By the beginning of this century the old styles of Indian court painting had all but disappeared. The first developments of a recognizably Indian modern school were taking place in Bengal, where a group of artists associated with the Calcutta School of Art under E.B. Havell (Principal, 1896-1906) were turning away from the Western academicism represented by Ravi Varma’s work [
EAX.2502] and were seeking to achieve a new synthesis based partly on indigenous traditions. The most influential of these painters was Abanindranath Tagore (nephew of the poet Rabindranath), who pioneered the eclectic “neo-Bengal” style, with its borrowing from European and Japanese art as well as the Ajanta wall-paintings and later Indian miniature painting. The subject matter typically consisted of somewhat sentimental renderings of mythological, literary and historical themes.
While many of the members of this new school belonged to the urban intelligentsia of Calcutta, Ishwari Prasad (1870-1950) was a notable exception.

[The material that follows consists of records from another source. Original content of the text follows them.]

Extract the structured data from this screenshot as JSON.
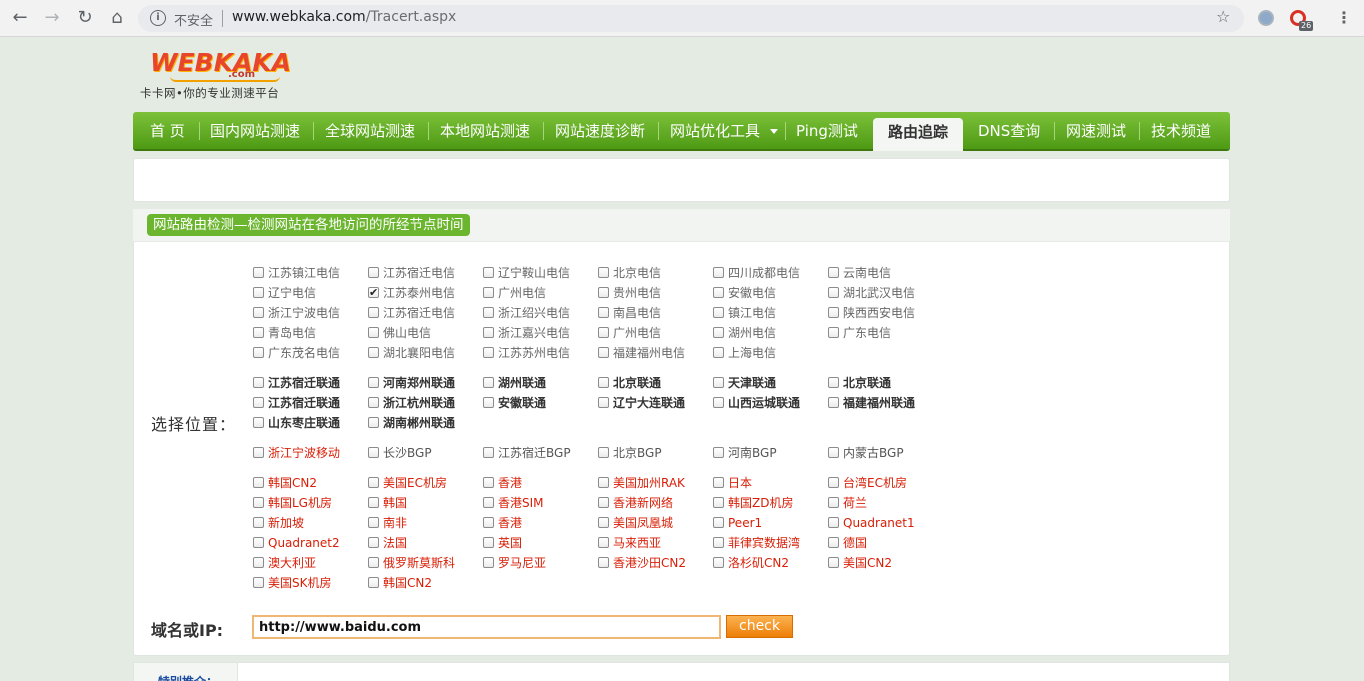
{
  "browser": {
    "insecure_label": "不安全",
    "url_host": "www.webkaka.com",
    "url_path": "/Tracert.aspx",
    "ext_badge": "26"
  },
  "logo": {
    "name": "WEBKAKA",
    "com": ".com",
    "tagline": "卡卡网•你的专业测速平台"
  },
  "nav": {
    "items": [
      "首 页",
      "国内网站测速",
      "全球网站测速",
      "本地网站测速",
      "网站速度诊断",
      "网站优化工具",
      "Ping测试",
      "路由追踪",
      "DNS查询",
      "网速测试",
      "技术频道"
    ],
    "active": "路由追踪"
  },
  "section": {
    "title": "网站路由检测—检测网站在各地访问的所经节点时间",
    "location_label": "选择位置：",
    "ip_label": "域名或IP:",
    "ip_value": "http://www.baidu.com",
    "check_label": "check",
    "bottom_link": "特别推介："
  },
  "telecom": [
    [
      "江苏镇江电信",
      "江苏宿迁电信",
      "辽宁鞍山电信",
      "北京电信",
      "四川成都电信",
      "云南电信"
    ],
    [
      "辽宁电信",
      "江苏泰州电信",
      "广州电信",
      "贵州电信",
      "安徽电信",
      "湖北武汉电信"
    ],
    [
      "浙江宁波电信",
      "江苏宿迁电信",
      "浙江绍兴电信",
      "南昌电信",
      "镇江电信",
      "陕西西安电信"
    ],
    [
      "青岛电信",
      "佛山电信",
      "浙江嘉兴电信",
      "广州电信",
      "湖州电信",
      "广东电信"
    ],
    [
      "广东茂名电信",
      "湖北襄阳电信",
      "江苏苏州电信",
      "福建福州电信",
      "上海电信"
    ]
  ],
  "telecom_checked": "江苏泰州电信",
  "unicom": [
    [
      "江苏宿迁联通",
      "河南郑州联通",
      "湖州联通",
      "北京联通",
      "天津联通",
      "北京联通"
    ],
    [
      "江苏宿迁联通",
      "浙江杭州联通",
      "安徽联通",
      "辽宁大连联通",
      "山西运城联通",
      "福建福州联通"
    ],
    [
      "山东枣庄联通",
      "湖南郴州联通"
    ]
  ],
  "mobile_bgp": [
    "浙江宁波移动",
    "长沙BGP",
    "江苏宿迁BGP",
    "北京BGP",
    "河南BGP",
    "内蒙古BGP"
  ],
  "overseas": [
    [
      "韩国CN2",
      "美国EC机房",
      "香港",
      "美国加州RAK",
      "日本",
      "台湾EC机房"
    ],
    [
      "韩国LG机房",
      "韩国",
      "香港SIM",
      "香港新网络",
      "韩国ZD机房",
      "荷兰"
    ],
    [
      "新加坡",
      "南非",
      "香港",
      "美国凤凰城",
      "Peer1",
      "Quadranet1"
    ],
    [
      "Quadranet2",
      "法国",
      "英国",
      "马来西亚",
      "菲律宾数据湾",
      "德国"
    ],
    [
      "澳大利亚",
      "俄罗斯莫斯科",
      "罗马尼亚",
      "香港沙田CN2",
      "洛杉矶CN2",
      "美国CN2"
    ],
    [
      "美国SK机房",
      "韩国CN2"
    ]
  ]
}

According to information recorded in the Havell papers at Santinketan, he was descended from a line of Mughal and Company artists who had worked at the court of the emperor Muhammad Shāh (1719-48) and later at the provincial centres of Lucknow, Murshidabad and Patna. In his youth Ishwari Prasad was trained in the Patna Company style [
EA1966.232] by his grandfather Shiva Lal, one of the leading 19th century artists. Lacking adequate patronage, he went to Calcutta, where he was discovered by Havell drawing patterns for a European textile importing firm. He is also said to have been employed as a lithographer and worked for Abanindranath Tagore in this role. With Havell’s help he joined the staff of the Calcutta Art School in 1904 and painted there in a wide range of styles, from pure neo-Bengal to an archaistic Patna manner.

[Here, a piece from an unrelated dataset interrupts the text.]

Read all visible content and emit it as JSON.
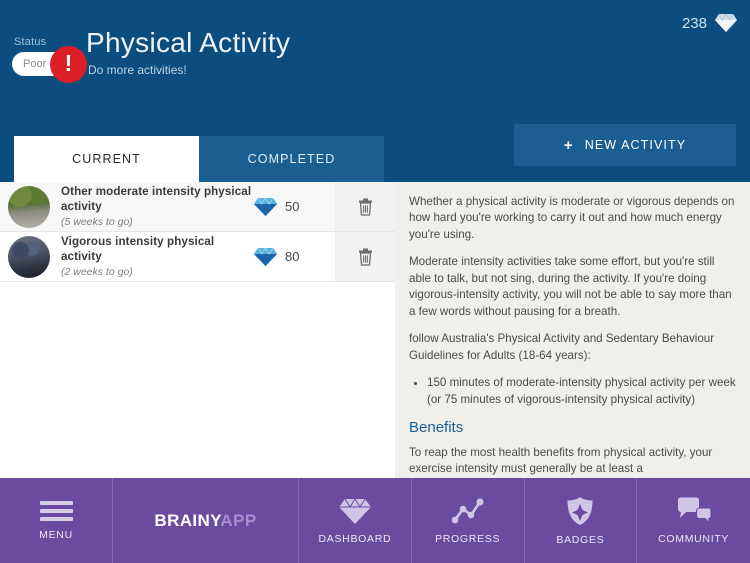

This water-colour painting of Kṛṣṇa, playing his flute, enthroned with Rādhā on a stone plinth set in a luxuriant, craggy landscape, is a skilful imitation of Abanindranath’s style. It is interesting to contrast it with one of Ishwari Prasad’s more old-fashioned works, an unpublished painting in the Indian Museum, Calcutta, depicting Śiva on Mount Kailāsa with Nandī below him and Pārvatī standing with a garland in her raised hand (both pictures are signed: Īśvarī, in devanāgarī script). Although there are clear similarities between the two compositions, the Calcutta picture, with its conventional figures and rocky landscape with diminutive trees, is rooted in the late Provincial Mughal tradition. It is revealing that when Ishwari Prasad retired to Patna in his old age he preferred once again to work in a version of the local Company style of which he was the last living exponent.